In this movie I’ll show you what to do with your Fusion warehouse credentials, walk you through how to use those credentials to connect to your BI tool, and then help you understand exactly what’s in your Fusion Warehouse once you’ve hooked it all up. By the end, you’ll have a great idea of how your Fusion Warehouse is architected and how to join any of the tables based on that organization.
So once Fusion has built my warehouse, I’ll see my data populate the dashboard. There, I can get a nice overview of the number of fused records as well as the number of raw records for each of the systems I have connected.
Here we have Zendesk, along with an instance of Salesforce and HubSpot. And I can see whether my connectors are online or offline, as well as whether the number of records has gone up or down over time.
OK so now all I need to do is grab my warehouse credentials, which I’ll find on a tile on my Fusion dashboard where it says “Looking for your warehouse credentials?”. So I would just click “Get Credentials” to get the information that I’ll need to enter in my BI tool and that’ll bring me to my credentials screen here.
And here I’ll find what most in the data business would agree is pretty standard stuff -- the host, my username, database, password, and the port number. In Fusion, I can download a .csv file of my credentials and save them in a safe location if I’d like. I can also just copy paste them from the UI itself.
The great thing about having this Fused Warehouse is that I can now connect Fusion to any reports, dashboards, or BI tool that accepts a MySQL database, which in today’s market is about 95% or more. And so now that I have this warehouse, I can connect Fusion to Looker, Tableau, Yellowfin, Metabase, Quicksight, or any number of analytics platforms which are all amazing when it comes to querying data and data visualization.
OK so now that I have my credentials, this is actually the fun part. In this example, I’m using Metabase. And I’m going to navigate to the Admin Panel, where I’ll select Databases on the top menu bar. That allows me to Add a Database, which brings me to this next page.
And like I said, it doesn’t matter a whit whether I’m using MySQL Workbench or Microsoft Power BI. All I need to do is choose MySQL as my database type. Paste in my credentials. Then, once I’m done, I just click Save. And doing so will let me access my Fusion Warehouse at anytime, in real-time, and so I’m now 100% ready to do my analysis using my state-of-the-art Fused Database.
Once you've established your connection with your Fusion Warehouse, it's high time to explore what's in it.
The best way to see what’s in your Fused Database is by running a simple “show tables” command. After which you’ll be able to identify the fused, raw, and links tables in your warehouse.
As you can see, the fused tables will always begin with fused “underscore” -- followed by the object. In this example, we have fused_activity and fused_company. But it could easily be fused_contact or fused_opportunity, and so on.

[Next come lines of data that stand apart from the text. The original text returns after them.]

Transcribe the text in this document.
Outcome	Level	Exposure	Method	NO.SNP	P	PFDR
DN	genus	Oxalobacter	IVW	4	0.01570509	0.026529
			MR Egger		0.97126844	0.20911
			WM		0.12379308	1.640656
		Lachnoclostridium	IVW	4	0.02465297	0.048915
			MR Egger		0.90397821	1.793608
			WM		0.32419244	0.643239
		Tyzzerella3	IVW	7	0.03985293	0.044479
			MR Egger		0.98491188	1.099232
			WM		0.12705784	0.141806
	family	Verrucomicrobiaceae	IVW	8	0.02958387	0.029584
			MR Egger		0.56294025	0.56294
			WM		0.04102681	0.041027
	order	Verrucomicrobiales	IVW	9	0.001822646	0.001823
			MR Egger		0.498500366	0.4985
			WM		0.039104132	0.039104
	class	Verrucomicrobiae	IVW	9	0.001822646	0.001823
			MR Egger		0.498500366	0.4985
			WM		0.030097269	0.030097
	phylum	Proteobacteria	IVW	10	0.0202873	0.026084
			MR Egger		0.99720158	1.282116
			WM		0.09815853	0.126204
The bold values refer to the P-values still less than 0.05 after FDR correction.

These fused tables are the real special sauce that will power your analysis because what Fusion’s done is gather every major object type and organize them nice and neat as Fused objects like contacts and opportunities.
But the raw records are also there. Once I connect my systems, Fusion will also go ahead and replicate all the raw data from my systems. So when I connect my Fused Warehouse to my BI tool, I’ll see these raw tables marked as the system + object. In this example they’re marked with names like: gotoweb, which is the system, followed by an underscore, then object, which is session. And the same pattern applies to this second example where we have hubspot, the system, tied to the contact object. In other words, not only do I get every major category, combined in a hyper intelligent way -- I also have access to the original data source, too.
And finally, we have the links tables, whose importance cannot be understated.Think of a links table like a pencil. It doesn’t do anything by itself. It also doesn’t do anything just in my hand. But it can do incredible things when I bring that pencil onto a sketch pad and begin to draw what I see in my mind. In that sense, the links tables form relationships between my SaaS applications’ different objects. So, for example, I could have an Activity object and a Ticket object and want to know how my customers’ activities relate to the number of tickets in my support systems. I could also link any company and tie it to a contact.
OK, but these are just the names of my warehouse tables. The data model here shows how all three relate to one another.
Let’s say Jane Doe exists in both HubSpot and Salesforce. Meaning both connectors will have her in their raw records. Both HubSpot and Salesforce have data about the Company she’s worked at, and so they combine that information into a Fused Company table. And likewise, the same thing goes for her Contact information. That also goes into a Fused Contacts table.
Using the Links Company Contacts table, I can now return a report with all the data that relates to Jane Doe from both connectors. Take a moment to let that sink in. Because this is not something I could do natively, in either HubSpot or Salesforce. Nor is it something I could do by exporting data or reading their APIs unless I did a whole lot of data prep. All the data about Jane Doe, and customers like her, is a million-fold more accessible and easier to work with. All the data about her is standardized and up-to-date.